Are you sure? Both Ezra Vogel's biography of Deng and Isabella Webber's "how china escaped shock therapy" put Chen Yun in the "cautious reformers" camp they didn't say he wanted to rollback reforms
Yes, Chen Yun was on the reformer side after the Cultural Revolution but he was still much more in favor of planned economy than liberalization.
After Deng Xiaoping screwed up the price reform in 1988 and after the June 4th incident in the following year, he went into a “retirement” state. The party split into two embittered factions in 1989, with the “conservatives” vowing to turn back the liberalization. Amidst the power struggle, Jiang Zemin (Chen Yun’s protege) was elected as the new head of state, but coming north from the south (Shanghai, Jiangsu), his position was still relatively shaky.
By 1992, Deng came out of retirement to do his Southern Tour, and at the August Wuhan speech, hinted at “replacing the leadership by any means necessary” if anyone dared to stop the reform. The secret meeting at Zhuhai with high ranking officials and generals, not sanctioned by Beijing, caused quite a stir at the very top of the leadership.

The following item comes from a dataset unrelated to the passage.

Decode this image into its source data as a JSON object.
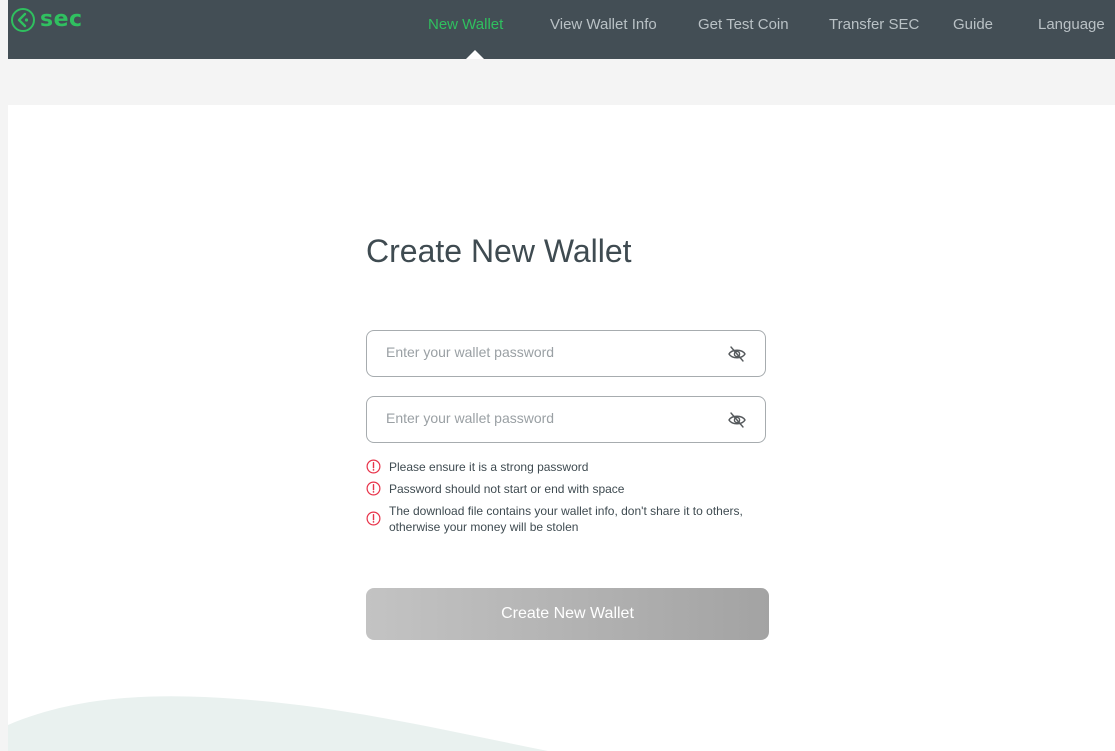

This drama ended with Jiang Zemin’s submission to Deng, and pretty much sealed the demise of the planned economy faction. By then, China was already reaching the limits of Deng’s reform and experienced its first economic crisis by the mid-1990s. It would join the WTO in 2001 and usher in the neoliberal era of the 2000s, until Xi came to power in the mid-2010s.
And yes, Vogel’s biography of Deng is excellent. Officially endorsed by CPC, even though certain parts had been censored in the PRC edition - I read the unabridged Hong Kong edition.